Анализ Монтескье оказал глубокое влияние на французские представления о культуре, стратегии и морской мощи. Французы дегуманизировали Британию как пунического "другого", поскольку она была морской державой, "испорченной" культурой торговли и вероломной политикой "нации лавочников". Она должна быть "уничтожена". В республиканской тираде после 1790 г. не было ничего оригинального, как и в использовании этого языка другими континентальными империями. При всех своих оскорбительных намерениях французские комментарии, извращающие рациональный анализ Монтескье, оказались исключительно неэффективными. Англичане с гордостью владели своими пуническими прародителями; на этот раз общеевропейские континентальные империи сгинули в огне. Хотя англичане были новыми карфагенянами, британские аристократы XVIII века отождествляли себя с римской республиканской элитой, землевладельцами, разделявшими политическую власть, и следили за тем, чтобы в школах и университетах их сыновьям прививались классические добродетели - честь, честность и мужество. Они изображали себя римскими сенаторами, чтобы подчеркнуть добродетель, которая оправдывала их противостояние коррумпированным министрам и королям, пытавшимся присвоить себе большую власть. Подобно римским сенаторам, они выступали против всеобщих прав и популистской демократии - ведь они ослабили бы государство и лишили бы их привилегий. Однако за тогами и храмами они знали, что Британия - это не Рим, и тонко модифицировали аргументы, чтобы включить в них, а не отвергнуть людей торговли и моря, людей, с которыми они делили политическую власть, в чьи семьи они были готовы вступить в брак. В георгианской Британии земля, деньги и торговля объединились, чтобы укротить культурную угрозу популистской политики: эти люди верили, что олигархический компромисс невозможно разрушить, не разрушив британское государство. Ганнибал понял бы их.
Европейские державы постоянно переоценивали готовность Великобритании поступиться морской мощью ради обеспечения безопасности Ганновера. После 1760 г., когда на престол вступил Георг III, связи с Германией ослабли: Георг никогда не покидал южную Англию.
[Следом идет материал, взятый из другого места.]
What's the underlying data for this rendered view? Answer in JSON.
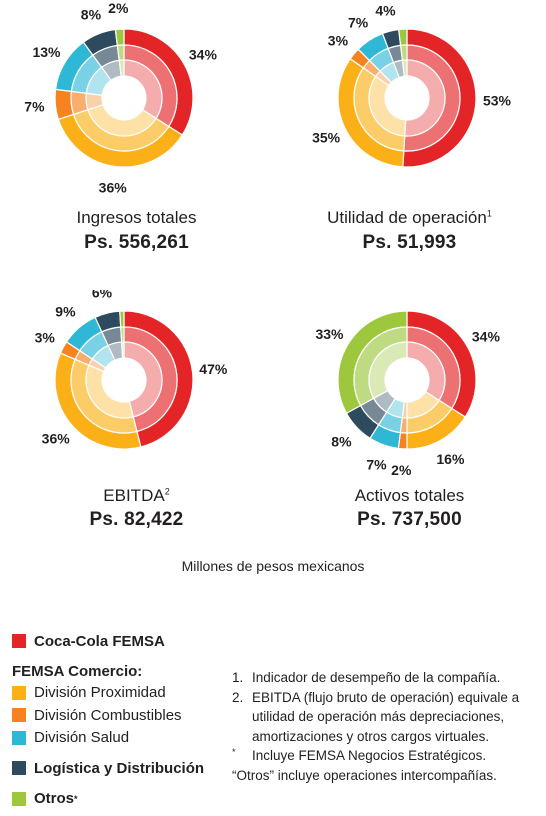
{
  "colors": {
    "coca_cola_femsa": "#e42527",
    "division_proximidad": "#fbb018",
    "division_combustibles": "#f68320",
    "division_salud": "#2fb8d6",
    "logistica": "#2d4a5f",
    "otros": "#9dc83e"
  },
  "chart_data": [
    {
      "type": "pie",
      "title": "Ingresos totales",
      "title_note": "",
      "value_label": "Ps. 556,261",
      "slices": [
        {
          "name": "Coca-Cola FEMSA",
          "value": 34,
          "label": "34%"
        },
        {
          "name": "División Proximidad",
          "value": 36,
          "label": "36%"
        },
        {
          "name": "División Combustibles",
          "value": 7,
          "label": "7%"
        },
        {
          "name": "División Salud",
          "value": 13,
          "label": "13%"
        },
        {
          "name": "Logística y Distribución",
          "value": 8,
          "label": "8%"
        },
        {
          "name": "Otros",
          "value": 2,
          "label": "2%"
        }
      ]
    },
    {
      "type": "pie",
      "title": "Utilidad de operación",
      "title_note": "1",
      "value_label": "Ps. 51,993",
      "slices": [
        {
          "name": "Coca-Cola FEMSA",
          "value": 53,
          "label": "53%"
        },
        {
          "name": "División Proximidad",
          "value": 35,
          "label": "35%"
        },
        {
          "name": "División Combustibles",
          "value": 3,
          "label": "3%"
        },
        {
          "name": "División Salud",
          "value": 7,
          "label": "7%"
        },
        {
          "name": "Logística y Distribución",
          "value": 4,
          "label": "4%"
        },
        {
          "name": "Otros",
          "value": 2,
          "label": ""
        }
      ]
    },
    {
      "type": "pie",
      "title": "EBITDA",
      "title_note": "2",
      "value_label": "Ps. 82,422",
      "slices": [
        {
          "name": "Coca-Cola FEMSA",
          "value": 47,
          "label": "47%"
        },
        {
          "name": "División Proximidad",
          "value": 36,
          "label": "36%"
        },
        {
          "name": "División Combustibles",
          "value": 3,
          "label": "3%"
        },
        {
          "name": "División Salud",
          "value": 9,
          "label": "9%"
        },
        {
          "name": "Logística y Distribución",
          "value": 6,
          "label": "6%"
        },
        {
          "name": "Otros",
          "value": 1,
          "label": ""
        }
      ]
    },
    {
      "type": "pie",
      "title": "Activos totales",
      "title_note": "",
      "value_label": "Ps. 737,500",
      "slices": [
        {
          "name": "Coca-Cola FEMSA",
          "value": 34,
          "label": "34%"
        },
        {
          "name": "División Proximidad",
          "value": 16,
          "label": "16%"
        },
        {
          "name": "División Combustibles",
          "value": 2,
          "label": "2%"
        },
        {
          "name": "División Salud",
          "value": 7,
          "label": "7%"
        },
        {
          "name": "Logística y Distribución",
          "value": 8,
          "label": "8%"
        },
        {
          "name": "Otros",
          "value": 33,
          "label": "33%"
        }
      ]
    }
  ],
  "units": "Millones de pesos mexicanos",
  "legend": {
    "coca": "Coca-Cola FEMSA",
    "comercio_head": "FEMSA Comercio:",
    "proximidad": "División Proximidad",
    "combustibles": "División Combustibles",
    "salud": "División Salud",
    "logistica": "Logística y Distribución",
    "otros": "Otros",
    "otros_note": "*"
  },
  "notes": {
    "n1_num": "1.",
    "n1": "Indicador de desempeño de la compañía.",
    "n2_num": "2.",
    "n2": "EBITDA (flujo bruto de operación) equivale a utilidad de operación más depreciaciones, amortizaciones y otros cargos virtuales.",
    "ast_num": "*",
    "ast": "Incluye FEMSA Negocios Estratégicos.",
    "otros": "“Otros” incluye operaciones intercompañías."
  }
}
Он был английским королем, любил морские картины, мореплавание и науку. Его "империя" была Британской, а не Священной или Римской, и он назначил официального морского художника. Эти решения оказались чрезвычайно важными для развития национальной культуры. Они подверглись серьезному испытанию в ходе Американской войны за независимость, когда быстро превращавшаяся в Римскую империю земля и люди подняли восстание. Британская морская держава усвоила тяжелый урок: имперская слава 1763 года скрывала глубокую слабость. Британии не хватало политической сплоченности и военной мощи, чтобы подавить восстание или удержать территорию. Перед лицом враждебности Франции, Испании и Голландии Британия отказалась от американских колоний и сосредоточилась на удержании сахарных островов Карибского бассейна, Индии и стратегической крепости Гибралтар. После того как это было достигнуто, мир был обеспечен экономическим истощением Франции и Испании. Империя, возникшая после 1783 г., была значительно менее "континентальной, чем ее недолговечная предшественница". В череде войн, опустошивших Европу в период с 1793 по 1815 г., британцы сосредоточились на овладении морем, ключом к безопасности и экономическим преимуществам островных государств, одновременно работая с союзниками над ограничением французской экспансии, когда это было возможно. В течение длительного времени они воевали в одиночку, ожидая, что экономическое истощение и последствия французской оккупации заставят другие державы вернуться в конфликт. В конце концов общеевропейская империя Наполеона была свергнута, и британцы вернулись домой. У них не было желания становиться континентальной державой.
Следуя, хотя и не совсем понимая Монтескье, французские политики считали оскорблением называть англичан "карфагенянами". Наполеон добавил фразу "нация лавочников", возможно, не зная, что все морские державы являются "нациями лавочников". Аргументы Монтескье будут звучать по обе стороны Ла-Манша вплоть до отречения Наполеона от престола, которое 10 января 1814 г. предвосхитил Джордж Каннинг, член парламента от великого морского порта Ливерпуль и будущий премьер-министр. Каннинг связал своих избирателей с карфагенянами:
Я говорю, что у нас есть повод радоваться, что на протяжении всей этой более чем пунической войны, в которой так часто гордость нашего противника представляла себя Римом, а Англию - Карфагеном нового времени, (по крайней мере, с такой окраской для сравнения, что полное разрушение современного Карфагена единодушно провозглашалось необходимым для величия его соперника, - мы имеем, говорю я, основание радоваться, что, в отличие от нашего назначенного прототипа, мы не были отвлечены внутренними разногласиями от энергичной поддержки жизненно важной борьбы; Мы не подвергались ни бедствиям, ни шуму, чтобы отвлечь наши советы или сдержать усилия наших войск".